Can Scottish Mortgage survive the tech wreck?

As the former star fund plummets 58% since its peak… Can Scottish Mortgage survive the tech wreck?

The chairman of the largest and best-known investment fund suddenly resigns.

Her exit follows blunt comments from a fellow board member questioning the trust’s managers’ ability to oversee its controversial holdings in private unlisted companies.

Of course, some investors are alarmed by these disagreements — and the sharp fall in the trust’s share price.

But other investors are buying, apparently convinced that this collapse could bring about change in the normally sluggish realm of investment trusts.

This may sound like the plot outline of a Netflix boardroom drama.

But these are some of the latest real-world events at Scottish Mortgage, the FTSE 100 Trust, which, despite the name, doesn’t take center stage on lenders.

The £13.2 billion trust, set up 114 years ago to fund Malaysian rubber plantations, now specializes in innovation and owns stakes in US and Chinese tech giants like Netflix and biotech specialists Illumina and Moderna.

These companies were brought to earth by the end of the near-zero interest rate era. Will their fate end the glory days of Scottish Mortgage, which was among the early backers of Jeff Bezos at Amazon and Elon Musk at Tesla?

Justin Dowley is set to replace Fiona McBain as chair. Will relations between directors and managers become more harmonious and fruitful in the future?

James Carthew of analyst group QuotedData comments: “The board works for investors. You should prioritize answers instead of arguing.’

Scottish Mortgage has been the best performer in the global fiduciary sector over the past decade – up 334 per cent in ten years.

But its share price has fallen 58 per cent from its peak of 1528p in November 2021 and is now at a 19 per cent discount to the net worth of the trust’s assets.

A risky trust should surprise. But as one of the trust’s investors, I would still like more information. The longer the uncertainty lasts, the more comparisons are drawn between Scottish Mortgage and the Woodford fund, which failed on unlisted holdings.

Such analogies may be unfair since, as Scottish Mortgage points out, most of its unlisted interests are not in start-up companies but in major companies. The list includes Tik Tok owner Bytedance, payments group Stripe, and Space X, Elon Musk’s other vehicle.

Such investments used to prove lucrative when companies made their IPOs, but lately there has been little such activity. As calculations by the broker Numis show, there was an average drop in value of 34 percent in the past year for these 92 shares, which make up 30 percent of the portfolio.

Numis argues that directors should make clear their stance on the competence of managers Tom Slater and Lawrence Burns.

The contradictory director Amar Bhide – who has since resigned – also called for a new strategy: “The fact that you have pulled it off in the last ten years is due to a completely abnormal period in financial history.
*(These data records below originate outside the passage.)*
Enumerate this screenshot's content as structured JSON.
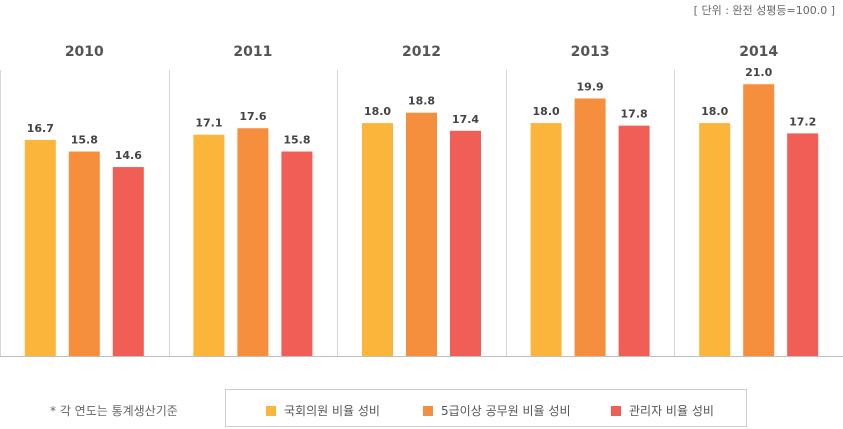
{
  "unit_note": "[ 단위 : 완전 성평등=100.0 ]",
  "footnote": "* 각 연도는 통계생산기준",
  "colors": {
    "series": [
      "#FBB53A",
      "#F68F3D",
      "#F05E56"
    ],
    "panel_border": "#d6d6d6",
    "baseline": "#bdbdbd"
  },
  "chart_data": {
    "type": "bar",
    "categories": [
      "2010",
      "2011",
      "2012",
      "2013",
      "2014"
    ],
    "series": [
      {
        "name": "국회의원 비율 성비",
        "values": [
          16.7,
          17.1,
          18.0,
          18.0,
          18.0
        ]
      },
      {
        "name": "5급이상 공무원 비율 성비",
        "values": [
          15.8,
          17.6,
          18.8,
          19.9,
          21.0
        ]
      },
      {
        "name": "관리자 비율 성비",
        "values": [
          14.6,
          15.8,
          17.4,
          17.8,
          17.2
        ]
      }
    ],
    "value_labels": [
      [
        "16.7",
        "17.1",
        "18.0",
        "18.0",
        "18.0"
      ],
      [
        "15.8",
        "17.6",
        "18.8",
        "19.9",
        "21.0"
      ],
      [
        "14.6",
        "15.8",
        "17.4",
        "17.8",
        "17.2"
      ]
    ],
    "ylim": [
      0,
      22.1
    ],
    "grid": false,
    "legend_position": "bottom"
  }
}
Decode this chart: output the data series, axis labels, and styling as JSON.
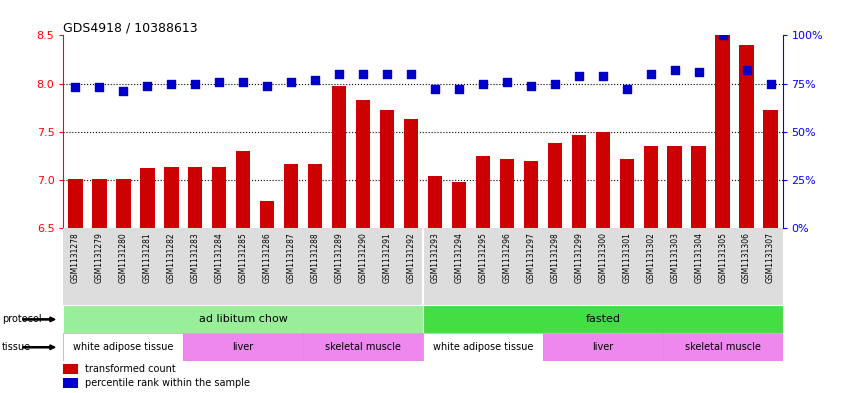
{
  "title": "GDS4918 / 10388613",
  "samples": [
    "GSM1131278",
    "GSM1131279",
    "GSM1131280",
    "GSM1131281",
    "GSM1131282",
    "GSM1131283",
    "GSM1131284",
    "GSM1131285",
    "GSM1131286",
    "GSM1131287",
    "GSM1131288",
    "GSM1131289",
    "GSM1131290",
    "GSM1131291",
    "GSM1131292",
    "GSM1131293",
    "GSM1131294",
    "GSM1131295",
    "GSM1131296",
    "GSM1131297",
    "GSM1131298",
    "GSM1131299",
    "GSM1131300",
    "GSM1131301",
    "GSM1131302",
    "GSM1131303",
    "GSM1131304",
    "GSM1131305",
    "GSM1131306",
    "GSM1131307"
  ],
  "bar_values": [
    7.01,
    7.01,
    7.01,
    7.12,
    7.14,
    7.14,
    7.14,
    7.3,
    6.78,
    7.17,
    7.17,
    7.97,
    7.83,
    7.73,
    7.63,
    7.04,
    6.98,
    7.25,
    7.22,
    7.2,
    7.38,
    7.47,
    7.5,
    7.22,
    7.35,
    7.35,
    7.35,
    8.5,
    8.4,
    7.73
  ],
  "blue_values": [
    73,
    73,
    71,
    74,
    75,
    75,
    76,
    76,
    74,
    76,
    77,
    80,
    80,
    80,
    80,
    72,
    72,
    75,
    76,
    74,
    75,
    79,
    79,
    72,
    80,
    82,
    81,
    100,
    82,
    75
  ],
  "ylim_left": [
    6.5,
    8.5
  ],
  "ylim_right": [
    0,
    100
  ],
  "bar_color": "#cc0000",
  "dot_color": "#0000cc",
  "bg_color": "#ffffff",
  "protocol_groups": [
    {
      "label": "ad libitum chow",
      "start": 0,
      "end": 14,
      "color": "#99ee99"
    },
    {
      "label": "fasted",
      "start": 15,
      "end": 29,
      "color": "#44dd44"
    }
  ],
  "tissue_groups": [
    {
      "label": "white adipose tissue",
      "start": 0,
      "end": 4,
      "color": "#ffffff"
    },
    {
      "label": "liver",
      "start": 5,
      "end": 9,
      "color": "#ee88ee"
    },
    {
      "label": "skeletal muscle",
      "start": 10,
      "end": 14,
      "color": "#ee88ee"
    },
    {
      "label": "white adipose tissue",
      "start": 15,
      "end": 19,
      "color": "#ffffff"
    },
    {
      "label": "liver",
      "start": 20,
      "end": 24,
      "color": "#ee88ee"
    },
    {
      "label": "skeletal muscle",
      "start": 25,
      "end": 29,
      "color": "#ee88ee"
    }
  ],
  "yticks_left": [
    6.5,
    7.0,
    7.5,
    8.0,
    8.5
  ],
  "yticks_right": [
    0,
    25,
    50,
    75,
    100
  ],
  "hline_values": [
    7.0,
    7.5,
    8.0
  ],
  "bar_width": 0.6,
  "dot_size": 35,
  "label_bg_color": "#dddddd",
  "tissue_border_color": "#aaaaaa"
}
Don’t pretend you can keep playing this game.’

Other analysts are also calling for more accountability, with some seeing the ethos of Baillie Gifford, the Scottish mortgage group, as arrogant or even “cultish”. Scottish Mortgage may not be exposed to the collapsed Silicon Valley Bank. But other Baillie Gifford funds and trusts also hold shares in companies that were clients of the bank.

Against this backdrop, broker JP Morgan Chase didn’t wait for answers, instead downgrading Scottish mortgage stocks. They follow Investec Bank’s Alan Brierley, who declared the shares for sale in January.

Shore Financial Planning’s Ben Yearsley sees the boardroom as a reminder that the era of low interest rates that have so benefitted high-growth companies is over.

This pessimism is not universal. Scottish Mortgage has been the most popular fund on the Interactive Investor platform over the past few days. Given the publicity surrounding the unlisted portion of the portfolio – the contents of which are detailed on the Trust’s website – it’s safe to assume these investors have strong nerves.

I will continue to pour money into Scottish Mortgage as I see this as a test of shareholder democracy. Will the directors realize they work for us? I watch and wait. Can Scottish Mortgage survive the tech wreck?